At PRSA, our objective is to help each of our members be as successful professionally as they can possibly be. Our various efforts focus both on helping individuals acquire the skills they need, as well as enhancing the strategic value of public relations. A big part of the latter effort is aimed at helping the profession develop new concepts and principles for standards in measurement and metrics.
From our “Business Case for Public Relations™” to our refocused advocacy program, we recognize the need for clearly demonstrating our profession’s value, and at the same time, leading the industry’s discussions and efforts to establish standardized methods for public relations program measurement.
It’s with the latter in mind that I was honored to represent PRSA at a half-day conference in London Nov. 17, co-hosted by PRSA and AMEC, titled, “PR Measurement Metrics — From Concept to Implementation Reality.”
The PRSA-AMEC London Measurement Conference was the first initiative under a year-long strategic partnership PRSA recently entered into with AMEC. And we couldn’t be happier with the early results from this collaboration.
The conference featured several fascinating presentations and speeches on the importance that measurement plays in the public relations profession, along with new approaches to global standards and metrics for public relations program measurement. Check out the resources and speeches here and here.
For those who could not attend in person, we made part of the program available as a free PRSA webinar; the initial hour of the program was a self-contained overview of the issues, a segment which concluded with our speakers taking questions from our webinar participants here in the US.
Perhaps what was most interesting to see at the conference was the level of palpable excitement and interest among industry professionals for developing the best methods to accurately and efficiently measure our success. It’s vital that we find a way to do that, at a time of shrinking budgets, economic austerity and pressure within the business community to produce measureable results — now.
I’m optimistic that both PRSA and the profession are on the right path toward reaching this goal.

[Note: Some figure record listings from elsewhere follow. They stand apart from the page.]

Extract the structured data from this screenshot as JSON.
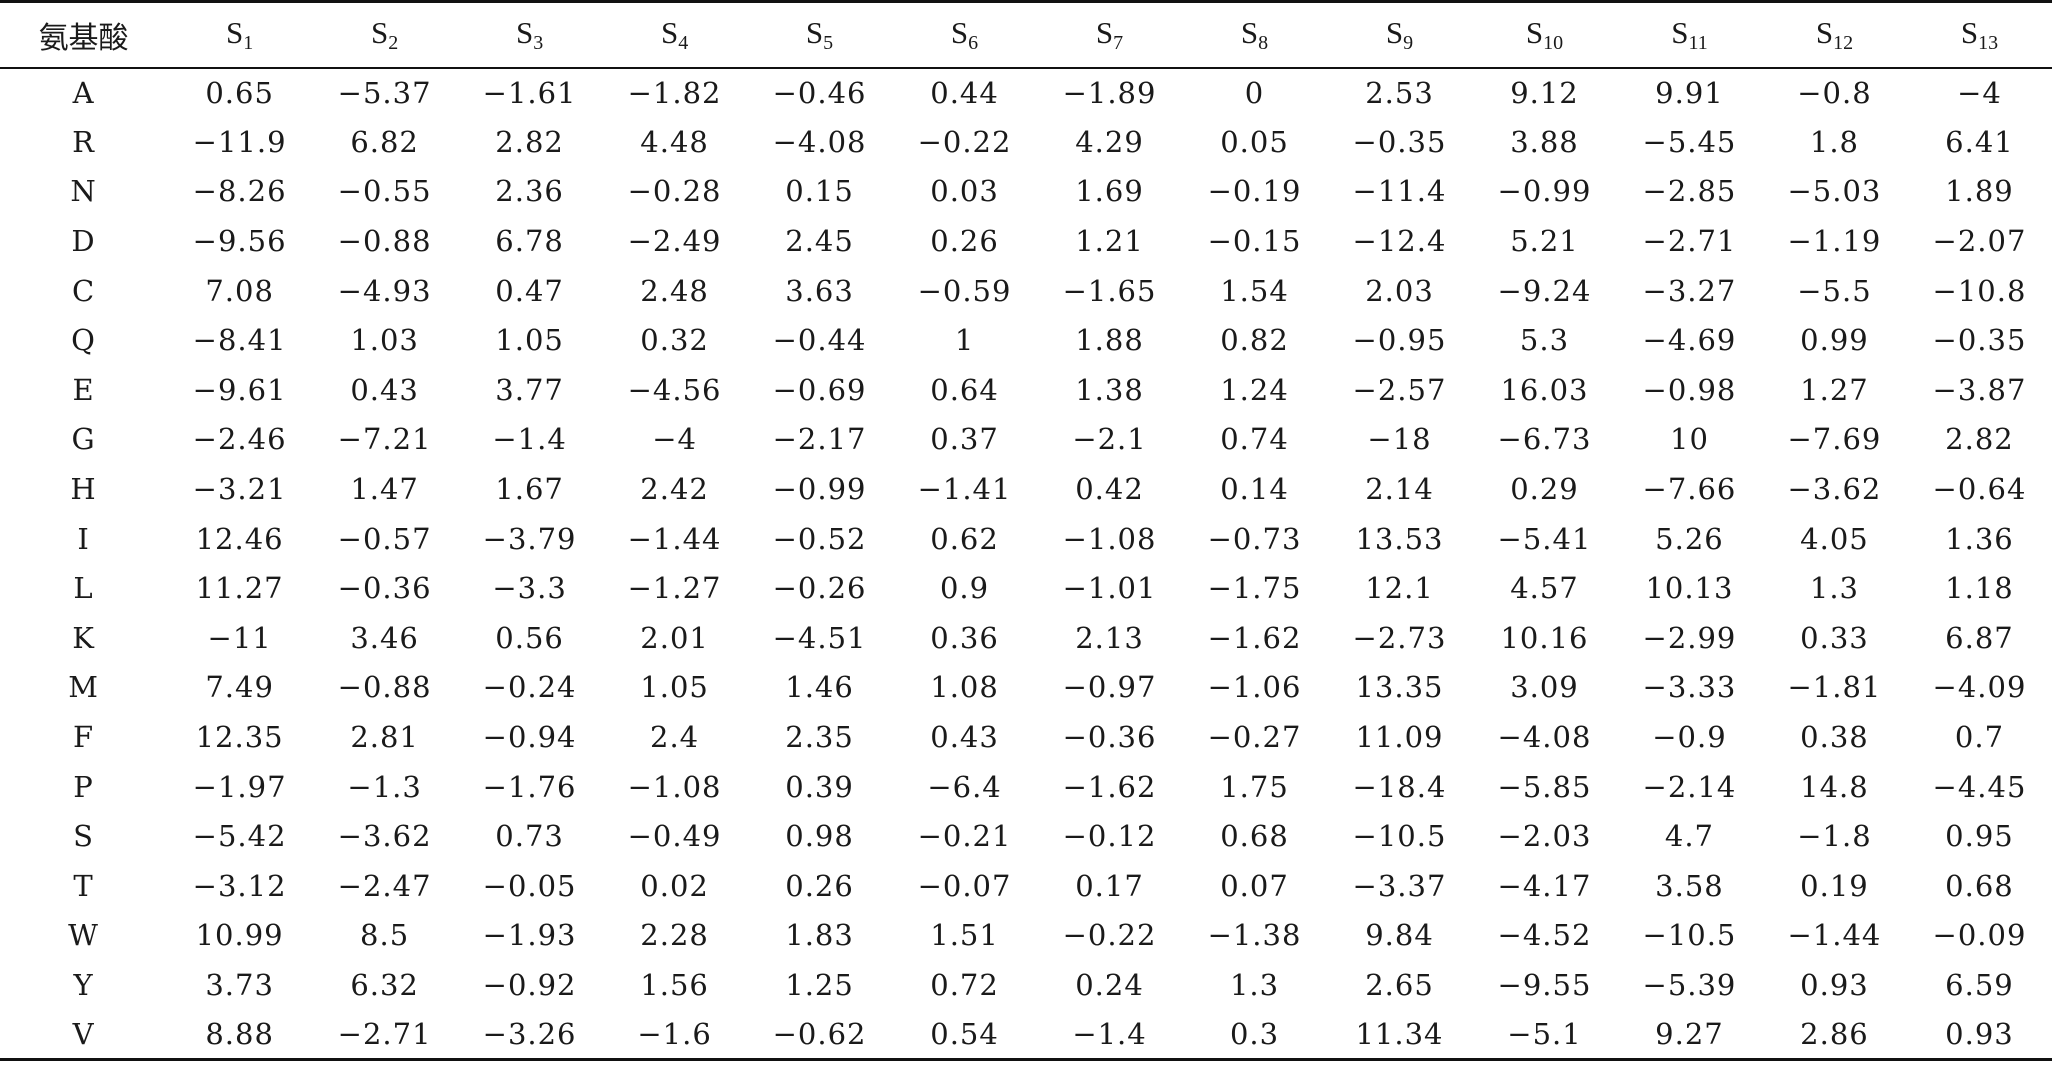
{
  "table": {
    "header": {
      "first": "氨基酸",
      "columns": [
        {
          "letter": "S",
          "sub": "1"
        },
        {
          "letter": "S",
          "sub": "2"
        },
        {
          "letter": "S",
          "sub": "3"
        },
        {
          "letter": "S",
          "sub": "4"
        },
        {
          "letter": "S",
          "sub": "5"
        },
        {
          "letter": "S",
          "sub": "6"
        },
        {
          "letter": "S",
          "sub": "7"
        },
        {
          "letter": "S",
          "sub": "8"
        },
        {
          "letter": "S",
          "sub": "9"
        },
        {
          "letter": "S",
          "sub": "10"
        },
        {
          "letter": "S",
          "sub": "11"
        },
        {
          "letter": "S",
          "sub": "12"
        },
        {
          "letter": "S",
          "sub": "13"
        }
      ]
    },
    "rows": [
      {
        "label": "A",
        "values": [
          "0.65",
          "−5.37",
          "−1.61",
          "−1.82",
          "−0.46",
          "0.44",
          "−1.89",
          "0",
          "2.53",
          "9.12",
          "9.91",
          "−0.8",
          "−4"
        ]
      },
      {
        "label": "R",
        "values": [
          "−11.9",
          "6.82",
          "2.82",
          "4.48",
          "−4.08",
          "−0.22",
          "4.29",
          "0.05",
          "−0.35",
          "3.88",
          "−5.45",
          "1.8",
          "6.41"
        ]
      },
      {
        "label": "N",
        "values": [
          "−8.26",
          "−0.55",
          "2.36",
          "−0.28",
          "0.15",
          "0.03",
          "1.69",
          "−0.19",
          "−11.4",
          "−0.99",
          "−2.85",
          "−5.03",
          "1.89"
        ]
      },
      {
        "label": "D",
        "values": [
          "−9.56",
          "−0.88",
          "6.78",
          "−2.49",
          "2.45",
          "0.26",
          "1.21",
          "−0.15",
          "−12.4",
          "5.21",
          "−2.71",
          "−1.19",
          "−2.07"
        ]
      },
      {
        "label": "C",
        "values": [
          "7.08",
          "−4.93",
          "0.47",
          "2.48",
          "3.63",
          "−0.59",
          "−1.65",
          "1.54",
          "2.03",
          "−9.24",
          "−3.27",
          "−5.5",
          "−10.8"
        ]
      },
      {
        "label": "Q",
        "values": [
          "−8.41",
          "1.03",
          "1.05",
          "0.32",
          "−0.44",
          "1",
          "1.88",
          "0.82",
          "−0.95",
          "5.3",
          "−4.69",
          "0.99",
          "−0.35"
        ]
      },
      {
        "label": "E",
        "values": [
          "−9.61",
          "0.43",
          "3.77",
          "−4.56",
          "−0.69",
          "0.64",
          "1.38",
          "1.24",
          "−2.57",
          "16.03",
          "−0.98",
          "1.27",
          "−3.87"
        ]
      },
      {
        "label": "G",
        "values": [
          "−2.46",
          "−7.21",
          "−1.4",
          "−4",
          "−2.17",
          "0.37",
          "−2.1",
          "0.74",
          "−18",
          "−6.73",
          "10",
          "−7.69",
          "2.82"
        ]
      },
      {
        "label": "H",
        "values": [
          "−3.21",
          "1.47",
          "1.67",
          "2.42",
          "−0.99",
          "−1.41",
          "0.42",
          "0.14",
          "2.14",
          "0.29",
          "−7.66",
          "−3.62",
          "−0.64"
        ]
      },
      {
        "label": "I",
        "values": [
          "12.46",
          "−0.57",
          "−3.79",
          "−1.44",
          "−0.52",
          "0.62",
          "−1.08",
          "−0.73",
          "13.53",
          "−5.41",
          "5.26",
          "4.05",
          "1.36"
        ]
      },
      {
        "label": "L",
        "values": [
          "11.27",
          "−0.36",
          "−3.3",
          "−1.27",
          "−0.26",
          "0.9",
          "−1.01",
          "−1.75",
          "12.1",
          "4.57",
          "10.13",
          "1.3",
          "1.18"
        ]
      },
      {
        "label": "K",
        "values": [
          "−11",
          "3.46",
          "0.56",
          "2.01",
          "−4.51",
          "0.36",
          "2.13",
          "−1.62",
          "−2.73",
          "10.16",
          "−2.99",
          "0.33",
          "6.87"
        ]
      },
      {
        "label": "M",
        "values": [
          "7.49",
          "−0.88",
          "−0.24",
          "1.05",
          "1.46",
          "1.08",
          "−0.97",
          "−1.06",
          "13.35",
          "3.09",
          "−3.33",
          "−1.81",
          "−4.09"
        ]
      },
      {
        "label": "F",
        "values": [
          "12.35",
          "2.81",
          "−0.94",
          "2.4",
          "2.35",
          "0.43",
          "−0.36",
          "−0.27",
          "11.09",
          "−4.08",
          "−0.9",
          "0.38",
          "0.7"
        ]
      },
      {
        "label": "P",
        "values": [
          "−1.97",
          "−1.3",
          "−1.76",
          "−1.08",
          "0.39",
          "−6.4",
          "−1.62",
          "1.75",
          "−18.4",
          "−5.85",
          "−2.14",
          "14.8",
          "−4.45"
        ]
      },
      {
        "label": "S",
        "values": [
          "−5.42",
          "−3.62",
          "0.73",
          "−0.49",
          "0.98",
          "−0.21",
          "−0.12",
          "0.68",
          "−10.5",
          "−2.03",
          "4.7",
          "−1.8",
          "0.95"
        ]
      },
      {
        "label": "T",
        "values": [
          "−3.12",
          "−2.47",
          "−0.05",
          "0.02",
          "0.26",
          "−0.07",
          "0.17",
          "0.07",
          "−3.37",
          "−4.17",
          "3.58",
          "0.19",
          "0.68"
        ]
      },
      {
        "label": "W",
        "values": [
          "10.99",
          "8.5",
          "−1.93",
          "2.28",
          "1.83",
          "1.51",
          "−0.22",
          "−1.38",
          "9.84",
          "−4.52",
          "−10.5",
          "−1.44",
          "−0.09"
        ]
      },
      {
        "label": "Y",
        "values": [
          "3.73",
          "6.32",
          "−0.92",
          "1.56",
          "1.25",
          "0.72",
          "0.24",
          "1.3",
          "2.65",
          "−9.55",
          "−5.39",
          "0.93",
          "6.59"
        ]
      },
      {
        "label": "V",
        "values": [
          "8.88",
          "−2.71",
          "−3.26",
          "−1.6",
          "−0.62",
          "0.54",
          "−1.4",
          "0.3",
          "11.34",
          "−5.1",
          "9.27",
          "2.86",
          "0.93"
        ]
      }
    ]
  }
}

Our partnership with AMEC, in addition to recent initiatives with NASDAQ and the NYU School of Continuing and Professional Studies, are strengthening PRSA’s role as a leader for the profession as we head into a decade where organizations of all stripes will place an increasingly high value on the role of public relations. It’s our goal to help the profession establish standardized methods and metrics for program and campaign measurement. And while there is much more work to be done in this arena, PRSA — and you — have a place at the table as these discussions unfold.
William M. Murray is PRSA president and COO.